Odeio pleonasmos. Pode-vos parecer que incorri numa dessas repetições redudantes no título, mas dêem uma hipótese a este artigo. Que é coisa que este jogo não vos vai dar.

Danger Gazers é uma empreitada jogada no plano virtual e no plano real. Do lado virtual escolhemos um personagem, embarcamos numa caravana e passamos níveis curtos aos tiros a monstros e seres humanos. Do lado real, o estúdio indie ShotX disponibilizou um torrent oficial para que qualquer pessoa descarregasse o jogo gratuitamente: masoquismo em jogo, pois preparem-se para morrer várias vezes, mas sempre no transparente conforto de que o seu criador também dá o peito às balas na realidade.

Phiu, phiu, phiu!

Não vou gastar bits a discutir os méritos e deméritos de tal decisão mas aplaudo a ousadia. A ShotX não foi a primeira a fazê-lo – essencialmente como manobra promocional – e gerou algum falatório, embora a esperança seja sempre de que esta notoriedade se traduza em mais vendas do jogo.

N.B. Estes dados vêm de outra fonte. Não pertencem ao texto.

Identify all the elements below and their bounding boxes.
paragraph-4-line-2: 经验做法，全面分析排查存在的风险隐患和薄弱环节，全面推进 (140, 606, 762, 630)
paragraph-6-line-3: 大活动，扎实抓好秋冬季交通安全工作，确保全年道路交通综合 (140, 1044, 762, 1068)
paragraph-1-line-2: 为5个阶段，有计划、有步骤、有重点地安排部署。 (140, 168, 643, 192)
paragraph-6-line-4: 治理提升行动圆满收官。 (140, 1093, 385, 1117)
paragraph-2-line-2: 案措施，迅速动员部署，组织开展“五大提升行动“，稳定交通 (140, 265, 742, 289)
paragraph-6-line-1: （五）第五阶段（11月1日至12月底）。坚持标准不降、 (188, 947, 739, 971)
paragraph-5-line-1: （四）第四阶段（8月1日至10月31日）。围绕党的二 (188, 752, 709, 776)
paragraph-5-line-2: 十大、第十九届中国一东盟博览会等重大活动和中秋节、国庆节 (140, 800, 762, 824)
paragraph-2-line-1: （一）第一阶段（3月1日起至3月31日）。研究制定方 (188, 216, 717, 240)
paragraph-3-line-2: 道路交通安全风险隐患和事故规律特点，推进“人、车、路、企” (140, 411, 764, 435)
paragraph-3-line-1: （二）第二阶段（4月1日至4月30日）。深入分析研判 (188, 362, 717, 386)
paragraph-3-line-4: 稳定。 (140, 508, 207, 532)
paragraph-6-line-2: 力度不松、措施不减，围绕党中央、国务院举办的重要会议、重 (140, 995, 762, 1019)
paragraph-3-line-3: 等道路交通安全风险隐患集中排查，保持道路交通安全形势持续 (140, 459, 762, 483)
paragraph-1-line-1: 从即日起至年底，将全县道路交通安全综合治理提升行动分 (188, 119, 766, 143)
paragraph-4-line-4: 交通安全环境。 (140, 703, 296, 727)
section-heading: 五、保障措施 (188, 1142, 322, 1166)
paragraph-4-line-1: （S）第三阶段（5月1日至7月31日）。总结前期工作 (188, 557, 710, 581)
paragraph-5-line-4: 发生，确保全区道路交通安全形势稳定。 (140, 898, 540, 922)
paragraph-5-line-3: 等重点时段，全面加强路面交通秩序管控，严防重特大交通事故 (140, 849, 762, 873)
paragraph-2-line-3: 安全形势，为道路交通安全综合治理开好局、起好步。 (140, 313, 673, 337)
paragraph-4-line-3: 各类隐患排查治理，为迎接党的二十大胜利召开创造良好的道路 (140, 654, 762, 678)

No que toca a Danger Gazers no plano jogável, a experiência cumpre os requisitos de um roguelite moderno ao gerar mapas, armas e inimigos aleatoriamente sempre que recomeçamos a nossa aventura pós-apocalíptica, de forma a mitigar a sensação de repetição e frustração que tantas vezes senti à medida que progredia – com dificuldade, admito – por este mundo.

O design dos níveis brilha verdadeiramente num simples rendilhado em que ao fim de cada nível temos de escolher para que nódulo viajar a seguir. Podem ser mais inimigos ou monstros mais fortes ou apenas uma loja ou evento especial de forma a tentar adquirir items que aumentam a nossa vitalidade, munições ou capacidade de causar danos aos adversários. Cada mapa leva entre 1 a 5 minutos a completar, o que também mitiga a inevitável repetição que ocorre cada vez que se morre. E caramba, morre-se tanta vez. Menos mal que recomeçar o jogo inteiro depois de já ter debloqueado alguns itens faz com que os primeiros minutos tragam desde logo armas melhores para nos levar mais rapidamente ao ponto onde falecemos. Pelo caminho pós-apocalíptico que nos é apresentado é possível gravar a nossa progressão – mas livrem-se de morrer, que daí vão ter mesmo que voltar ao início.

“Então chefe, que vai ser hoje?”

Danger Gazers é jogo que oferece um par de boas horas de diversão, pela natureza de gatilho rápido que tem. Não testei o modo cooperativo, mas vejo com bons olhos o seu potencial na face de níveis em que somos rodeados de inimigos com um amigo artilheiro ao nosso lado.

Tenham é muito cuidado com o que acreditam ser a vossa resiliência, pois a morte repetida acaba por quebrar qualquer um. É entusiasmante andar aos tiros, não é tão entusiasmante andar sempre a morrer e constato que ao longo do jogo poucas mecânicas memoráveis nos são apresentadas para mitigar a nossa frustração.